Montreal erupted against the ruling Quebec CAQ government on Saturday as close to one hundred thousand people filled the streets in one of the largest social mobilizations in years.
A massive march turned the downtown core into a sea of popular anger in response to the governments accelerating this shift to the right and its systematic dismantling of social gains public services and collective rights - particularly union rights.
Bill 89, already passed, first threatened a dismantling of the entire legal framework of union rights. It makes it easier to end strikes with back to work legislation by designating broadly what is an « essential service ». Then came an attack on unions’ control over their own financial security under the Rand formula: Bill 3 makes union dues optional if they go to « social justice issues » instead of « regular union business ».

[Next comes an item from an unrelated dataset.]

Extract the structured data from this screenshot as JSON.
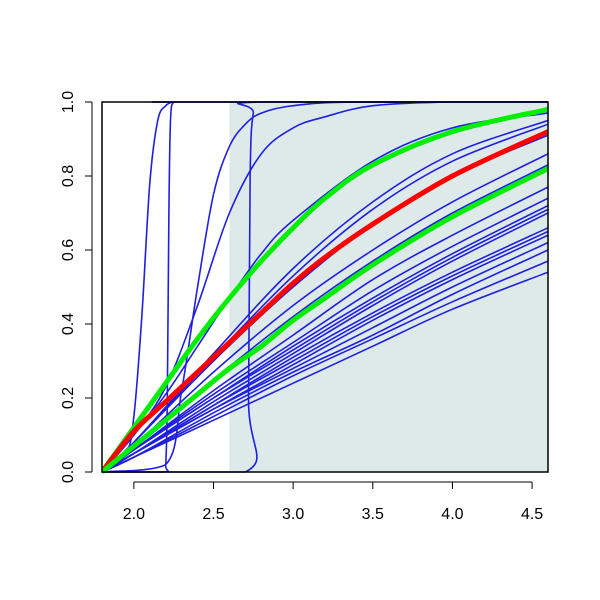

Tens of thousands of workers, nurses, teachers, public sector employees, students and neighbourhood residents marched together in a unified front made up of the nine major labour federations representing hundreds of thousands of workers. They were joined by more than four thousand community organizations forming an unusually broad popular coalition against the CAQ agenda which seeks to remake Quebec along a hard right political line.
The chants were clear: the health system is collapsing, emergency rooms are overcrowded, waiting times are longer than ever, and classrooms do not have enough teachers. Bottom line, social services are breaking down and industrial workers live in permanent insecurity while the government attacks unions and restricts their ability to defend workers, turning collective bargaining into an empty technical exercise without real power.
Protesters accused the Legault government of dragging Quebec toward an extreme right political direction by draining social funding pushing public services into crisis weakening democratic checks and turning unions into a direct political target.
In a fiery joint statement the unions declared that the prosperity of society is measured by the strength of its public services by the dignity of its labour conditions and by its ability to care for every member. They warned that the government’s current policies amount to a sweeping assault on the entire society and represent an attempt to impose an economic and social model that serves corporate profit at the expense of decent living conditions.
A major source of public anger was also Bill fourteen which comes into force today granting the Labour Minister the authority to impose minimum service requirements during strikes a measure seen as breaking the only tools workers have to exert pressure on employers and the state.
Today’s demonstration was not a passing event but a political warning delivered loudly by the crowd. The CAQ now faces a moment of deep popular isolation and any continuation of its attack on workers and public services will only push Quebec toward larger social explosions because the people of Quebec will not allow their society to become a testing ground for a hard right project nor will they allow their rights to be crushed without resistance.
However, the CAQ’s attempt to continue targeting the Muslim community under the fake guise of secularism, with new laws that stigmatize religious freedom, also shows their desperation and need for scapegoats.
This is part and parcel of the anti-immigrant scapegoating that is fueling the right everywhere. But there were voices at the anti-labour protest in Quebec that opposed those politics of division, that in the end should unite this rising movement and struggle against the potential to divide it.